Exige-se, pois, na alínea b), o afastamento do juízo de prognose favorável em correlação com o cometimento de um novo crime.
Decisão Texto Integral: Acordam, em Conferência, os Juízes que compõem a Secção Criminal do Tribunal da Relação de Évora:
I – Relatório

Por sentença transitada em julgado em 26.05.2017, JPGR foi condenado pela prática, em 25, 26 e 30 de Agosto de 2013, 12 de Setembro de 2013, 15 de Fevereiro de 2014 e 22 de Junho de 2014, de seis crimes de condução sem habilitação legal, previsto e punível pelo art.º 3.º n.ºs 1 e 2 do Decreto-Lei n.º 2/98, de 3 de Janeiro, na pena única de dois anos de prisão suspensa na sua execução por igual período.

Por despacho de 21-10-2020, infra transcrito em II.1, foi revogada a suspensão da pena.

Inconformado o arguido interpôs recurso deste despacho, tendo extraído da motivação as seguintes conclusões:

«a) Não se conformando com o douto despacho que lhe revogou a suspensão da execução da pena de prisão, vem o arguido deste recorrer.

b) O arguido encontra-se social, familiar e profissionalmente integrado, e reconhece a gravidade dos factos praticados; o arguido tem um comportamento adequado no meio prisional, revela capacidade de autocrítica.
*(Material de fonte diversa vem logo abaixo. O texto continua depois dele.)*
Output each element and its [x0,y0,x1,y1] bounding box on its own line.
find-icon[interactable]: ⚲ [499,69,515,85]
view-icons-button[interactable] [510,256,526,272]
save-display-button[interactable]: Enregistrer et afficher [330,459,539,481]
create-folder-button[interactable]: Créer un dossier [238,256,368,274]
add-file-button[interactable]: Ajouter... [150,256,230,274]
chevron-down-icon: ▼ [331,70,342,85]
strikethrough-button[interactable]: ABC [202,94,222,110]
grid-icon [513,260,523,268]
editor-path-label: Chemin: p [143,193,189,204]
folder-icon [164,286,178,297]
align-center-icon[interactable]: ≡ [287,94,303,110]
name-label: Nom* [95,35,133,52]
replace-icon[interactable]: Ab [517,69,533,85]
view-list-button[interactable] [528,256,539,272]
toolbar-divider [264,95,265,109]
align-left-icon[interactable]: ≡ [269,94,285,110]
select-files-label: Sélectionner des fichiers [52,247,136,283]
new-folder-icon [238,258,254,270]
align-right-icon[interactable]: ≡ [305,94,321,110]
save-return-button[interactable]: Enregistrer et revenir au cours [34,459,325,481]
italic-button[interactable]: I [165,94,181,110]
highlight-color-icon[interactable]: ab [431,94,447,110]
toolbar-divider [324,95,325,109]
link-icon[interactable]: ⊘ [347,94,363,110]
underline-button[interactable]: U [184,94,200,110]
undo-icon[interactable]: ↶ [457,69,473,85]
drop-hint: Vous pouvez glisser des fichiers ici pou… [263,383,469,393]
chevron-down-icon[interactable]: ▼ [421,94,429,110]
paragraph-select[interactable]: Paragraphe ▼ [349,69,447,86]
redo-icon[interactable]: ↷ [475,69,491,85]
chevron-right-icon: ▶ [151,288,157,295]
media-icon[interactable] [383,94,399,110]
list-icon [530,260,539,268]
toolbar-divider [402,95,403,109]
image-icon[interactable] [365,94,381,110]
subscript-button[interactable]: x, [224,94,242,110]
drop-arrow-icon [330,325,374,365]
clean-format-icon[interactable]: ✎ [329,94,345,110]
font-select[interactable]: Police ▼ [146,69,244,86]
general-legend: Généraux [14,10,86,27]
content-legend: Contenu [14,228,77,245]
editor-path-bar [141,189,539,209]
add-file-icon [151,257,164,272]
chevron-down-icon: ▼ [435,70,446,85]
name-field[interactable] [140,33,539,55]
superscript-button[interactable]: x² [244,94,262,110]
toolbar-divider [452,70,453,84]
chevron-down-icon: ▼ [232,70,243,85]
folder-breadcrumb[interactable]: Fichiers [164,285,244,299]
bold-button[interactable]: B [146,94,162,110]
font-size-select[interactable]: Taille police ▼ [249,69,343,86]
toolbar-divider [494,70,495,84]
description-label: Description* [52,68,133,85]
c) Na senda do seu espírito de autocrítica e consciencialização do desvalor e consequências gravosas da sua conduta, o arguido sempre demonstrou arrependimento.

d) O arguido está social, familiar e profissionalmente integrado, e tem formação profissional adequada para reintegrar o mercado de trabalho, pois desde sempre apostou na sua própria formação profissional.

e) O arguido tem dois filhos menores, e uma companheira; tem ainda também o apoio de uma família alargada, que continua a apoiá-lo em todos os momentos da sua vida.

f) Entende assim o arguido que a manutenção da suspensão da pena de prisão será o meio mais adequado para a sua ressocialização.

g) Manter suspensa na sua execução da pena a que o arguido foi condenado, permitiria uma verdadeira prevenção especial positiva, pois desta forma permitiria ao arguido voltar para junto da sua família, reingressar no mercado de trabalho, investir na sua formação, em detrimento de o afastar da sociedade.

h) De resto, e tendo em conta o conteúdo dos relatórios sociais, e bem assim o percurso de vida e personalidade aí constantes, parece-nos que o arguido beneficia de todas as condições para continuar a ter suspensa a pena de prisão aplicada, se bem que sujeita a regime de prova, de forma a promover a sua ressocialização;

Pelo exposto, deve o douto acórdão ser substituído por outro, que mantenha a suspensão da pena de prisão, fazendo-se, assim, a costumada Justiça».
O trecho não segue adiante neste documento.